The evidence is overwhelming. Planning and strategy making are evolving anew — this time with far-reaching consequences for almost all management practices. The result should be to combine the benefits of current health with heightened prospects for prosperous longevity.
References
1. The ideas in this article were first introduced in:
D.F. Abell, Managing with Dual Strategies: Mastering the Present; Preempting the Future (New York: Free Press, 1993).
2. C.O. Rossetti, Two Concepts of Long-Range Planning: A Special Commentary (Boston: Boston Consulting Group, 1968).
3. Original source unknown. I am indebted to J.B.H.M. Beks, formerly corporate director of finance, Heineken, who brought this quotation to my attention.
4. T. Peters, Thriving on Chaos (New York: Harper & Row, 1998).
5. FirstDirect Branchless Bank is a wholly owned subsidiary of the U.K.-based Midland Bank.
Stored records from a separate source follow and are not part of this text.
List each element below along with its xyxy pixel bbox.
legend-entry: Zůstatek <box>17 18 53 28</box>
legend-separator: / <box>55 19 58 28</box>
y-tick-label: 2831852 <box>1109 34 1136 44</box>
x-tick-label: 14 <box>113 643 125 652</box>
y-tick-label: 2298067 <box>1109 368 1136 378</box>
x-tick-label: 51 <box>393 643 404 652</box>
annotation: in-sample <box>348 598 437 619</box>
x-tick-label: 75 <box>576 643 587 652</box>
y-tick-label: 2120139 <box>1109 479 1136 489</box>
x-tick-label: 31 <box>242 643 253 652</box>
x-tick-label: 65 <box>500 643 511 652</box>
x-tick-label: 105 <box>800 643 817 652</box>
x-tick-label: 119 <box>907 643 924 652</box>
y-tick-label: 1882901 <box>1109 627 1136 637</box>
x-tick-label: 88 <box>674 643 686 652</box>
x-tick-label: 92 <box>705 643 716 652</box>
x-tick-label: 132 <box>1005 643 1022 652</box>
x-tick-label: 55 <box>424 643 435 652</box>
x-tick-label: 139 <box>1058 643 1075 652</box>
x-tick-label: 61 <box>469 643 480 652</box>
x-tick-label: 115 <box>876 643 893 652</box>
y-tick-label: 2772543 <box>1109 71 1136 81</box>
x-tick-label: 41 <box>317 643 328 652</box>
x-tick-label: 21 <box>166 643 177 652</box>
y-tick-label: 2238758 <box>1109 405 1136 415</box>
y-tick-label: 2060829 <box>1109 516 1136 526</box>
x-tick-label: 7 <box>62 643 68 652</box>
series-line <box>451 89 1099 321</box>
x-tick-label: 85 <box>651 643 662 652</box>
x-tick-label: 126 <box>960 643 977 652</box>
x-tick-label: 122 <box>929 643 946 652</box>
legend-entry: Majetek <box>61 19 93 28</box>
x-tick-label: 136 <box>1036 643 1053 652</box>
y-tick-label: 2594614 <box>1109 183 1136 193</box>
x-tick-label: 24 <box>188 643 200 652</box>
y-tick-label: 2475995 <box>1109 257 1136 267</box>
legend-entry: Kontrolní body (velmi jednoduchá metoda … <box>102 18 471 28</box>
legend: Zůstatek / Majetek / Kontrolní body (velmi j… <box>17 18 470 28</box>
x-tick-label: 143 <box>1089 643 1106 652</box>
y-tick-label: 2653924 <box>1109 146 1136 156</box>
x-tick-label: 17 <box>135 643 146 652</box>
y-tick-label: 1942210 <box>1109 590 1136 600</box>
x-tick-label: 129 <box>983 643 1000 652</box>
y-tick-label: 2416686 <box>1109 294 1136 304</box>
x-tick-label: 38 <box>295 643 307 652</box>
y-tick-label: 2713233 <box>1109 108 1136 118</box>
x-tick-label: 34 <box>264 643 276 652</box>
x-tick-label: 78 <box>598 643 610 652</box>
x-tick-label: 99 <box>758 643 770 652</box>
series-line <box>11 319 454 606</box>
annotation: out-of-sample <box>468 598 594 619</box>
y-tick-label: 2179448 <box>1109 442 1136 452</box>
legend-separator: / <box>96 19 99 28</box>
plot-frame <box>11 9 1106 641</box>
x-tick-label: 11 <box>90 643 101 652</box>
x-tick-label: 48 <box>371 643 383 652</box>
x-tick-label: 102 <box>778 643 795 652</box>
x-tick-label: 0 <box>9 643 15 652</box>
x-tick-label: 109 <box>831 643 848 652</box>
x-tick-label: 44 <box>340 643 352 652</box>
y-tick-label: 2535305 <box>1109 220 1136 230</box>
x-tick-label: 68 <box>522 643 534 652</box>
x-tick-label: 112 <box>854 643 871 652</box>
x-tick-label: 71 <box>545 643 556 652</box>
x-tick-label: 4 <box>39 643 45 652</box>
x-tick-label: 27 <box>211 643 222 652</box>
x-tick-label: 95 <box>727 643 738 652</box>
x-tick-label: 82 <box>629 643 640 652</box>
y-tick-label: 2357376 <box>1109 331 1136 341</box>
It specializes in high-service telephone banking with 24-hour, 365-day availability.
6. T. Levitt, “Marketing Myopia,” Harvard Business Review, volume 53, July–August 1960, pp. 45–56.
7. The research, originally carried out in 1991 and 1992, included interviews with senior management in ten companies: Aegon, Bertelsmann, Caterpillar, Ericsson, Heineken, Imperial Chemicals Industries, Nestlé S.A., Procordia, Schering A.G., and Sulzer Brothers.
8. For this and succeeding quotation, see:
W. Bennis, “The Split Brain at the Top,” Conference Board Commentary, Across the Board, volume 26, September 1984, pp. 10–12. The commentary was excerpted from:
W. Bennis, Why Leaders Can’t Lead: The Unconscious Conspiracy Continues (San Francisco: Jossey-Bass, 1989).
9. R.F. Domeniconi was one of the senior executives at Nestlé interviewed for the research project described in reference 7.
10. P. Strebel, Breakpoints (Boston: Harvard Business School Press, 1992).
11. R.S. Kaplan and D.P. Norton, “The Balanced Scorecard — Measures That Drive Performance,” Harvard Business Review, volume 70, January–February 1992, pp. 71–79.